Si je tiens à commencer par là, c'est parce que, aussitôt, je veux attirer votre attention sur un certain nombre de traits qui nous invitent à reconnaître un véritable remaniement social. C'est trop clair, lorsque nous lisons : "Il n'y a pas de Juif ni de Grec, il n'y a pas d'esclave ni de libre, il n'y a pas d'homme et de femme."

Bien sûr, c'est cette série de négations qui nous révèle qu'il y va d'un remaniement social. Mais ce n'est pas le seul trait qui dirige vers la considération du social. Lorsque nous lisons les derniers mots de ce passage, nous sommes encore en plein dans la société. Quoi de plus important pour la société que le fonctionnement de l'héritage ? "héritiers selon promesse".
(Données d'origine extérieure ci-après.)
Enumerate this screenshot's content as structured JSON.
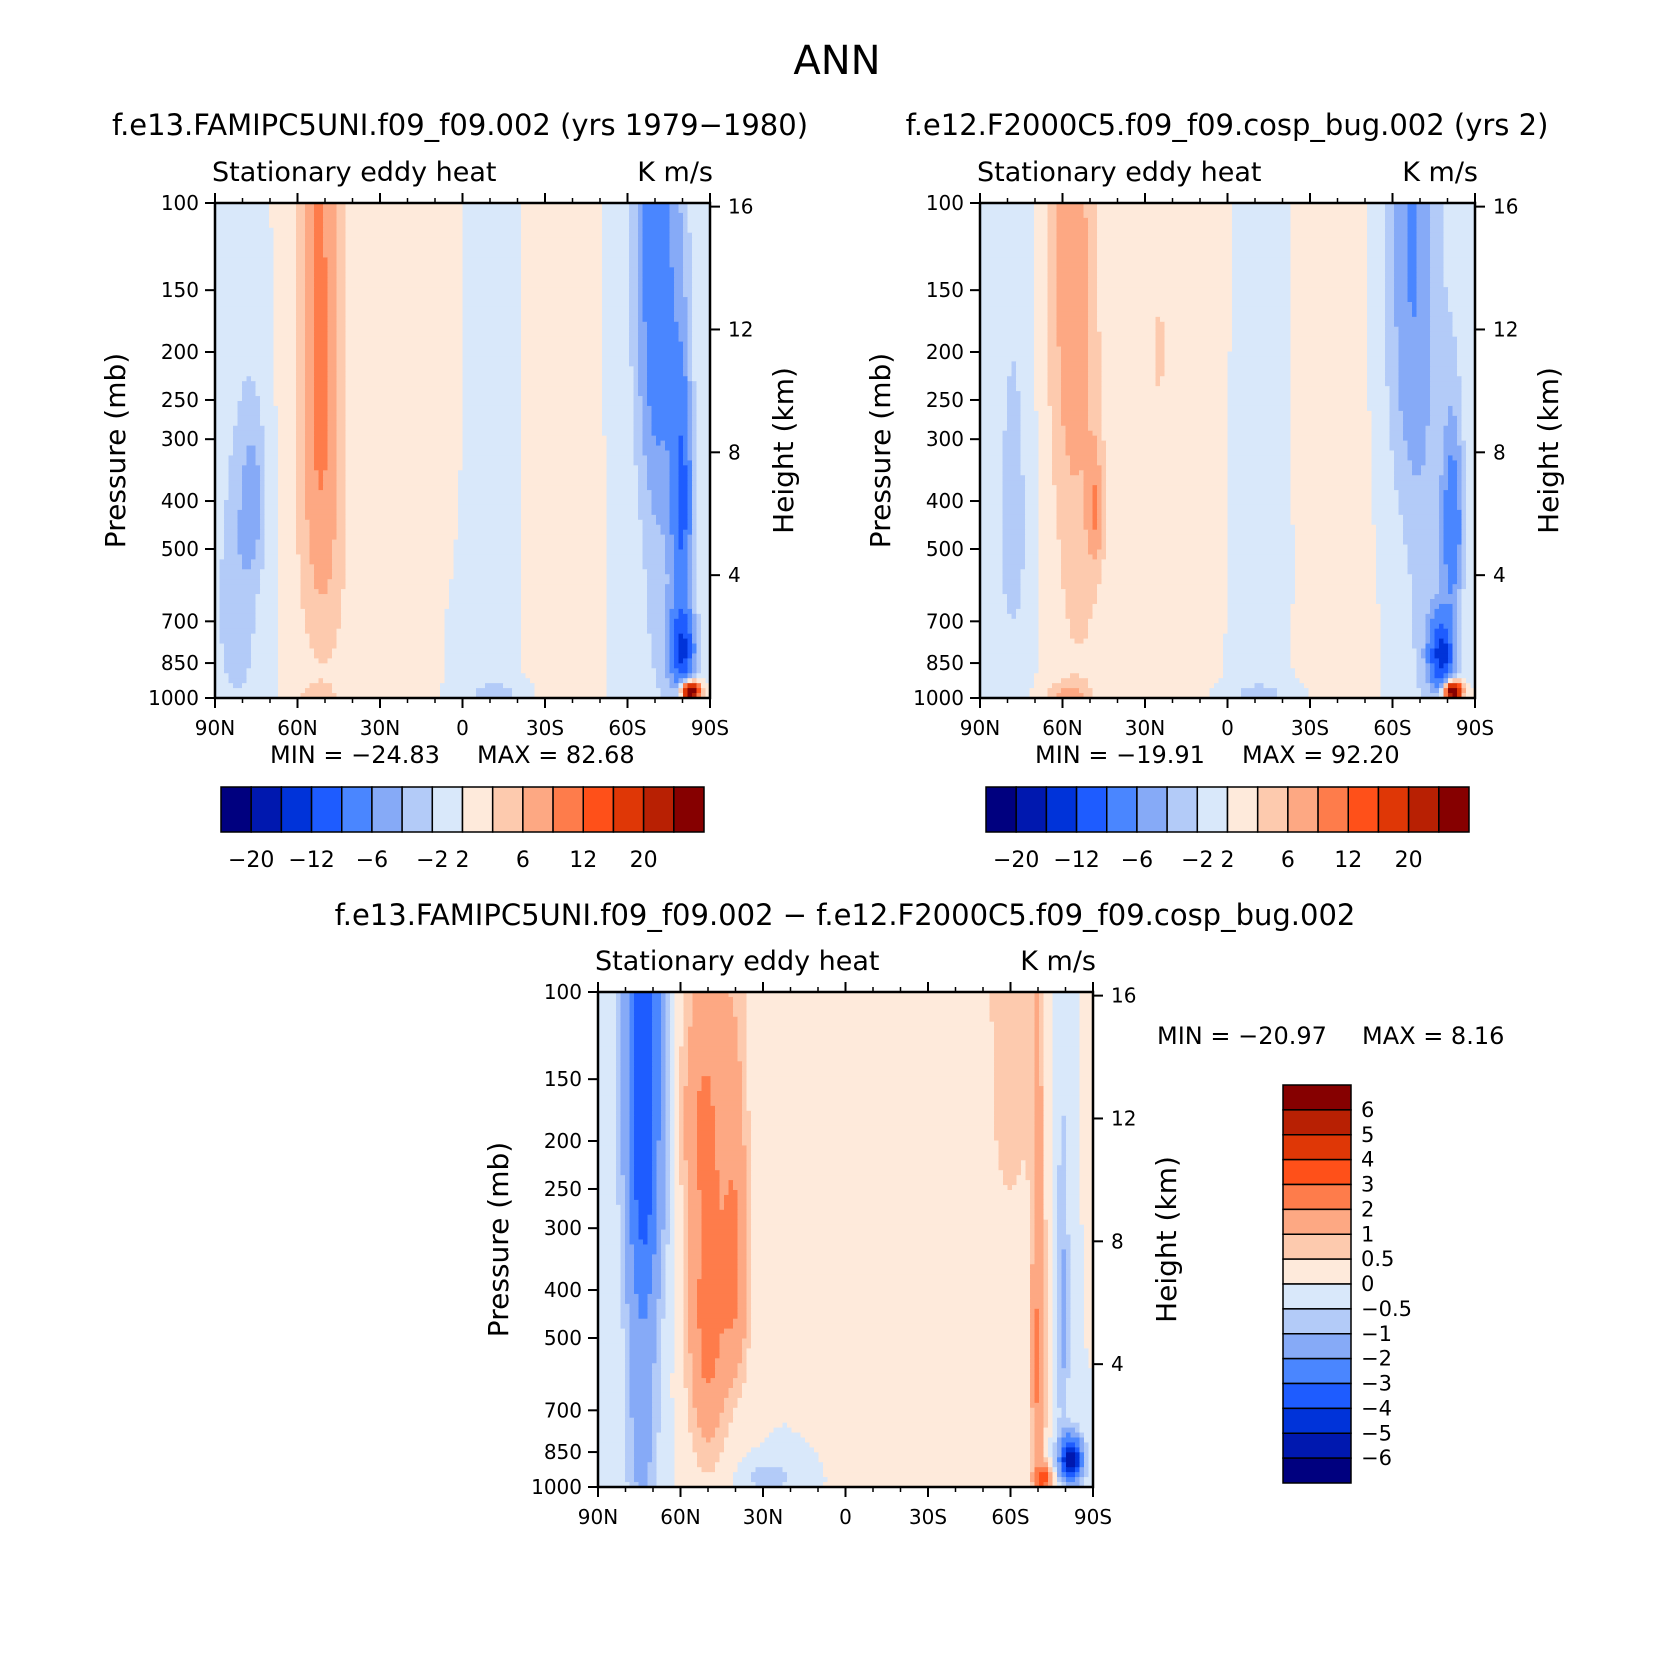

Mais, puisque j'ai commencé par dire tout à l'heure qu'il y va d'un enjeu religieux, je peux aussi vous faire observer que par le terme de foi, que nous lisons très tôt, l'attention est dirigée vers quelque chose de religieux. Mais n'oublions pas que la foi, c'est aussi ce que nous nous donnons les uns aux autres. La foi c'est aussi ce qui nous lie. C'est aussi ce que nous échangeons les uns avec les autres et qui, en étant donné et reçu, fait que nous sommes unis, liés. Vous voyez bien comment nous sommes en quelque sorte dirigés par la lecture de ce texte vers des considérations inséparablement religieuses et sociales. Non pas que l'un limiterait l'autre, mais tout se passe comme si, pour comprendre un ordre, nous ne pouvions pas nous séparer de l'autre.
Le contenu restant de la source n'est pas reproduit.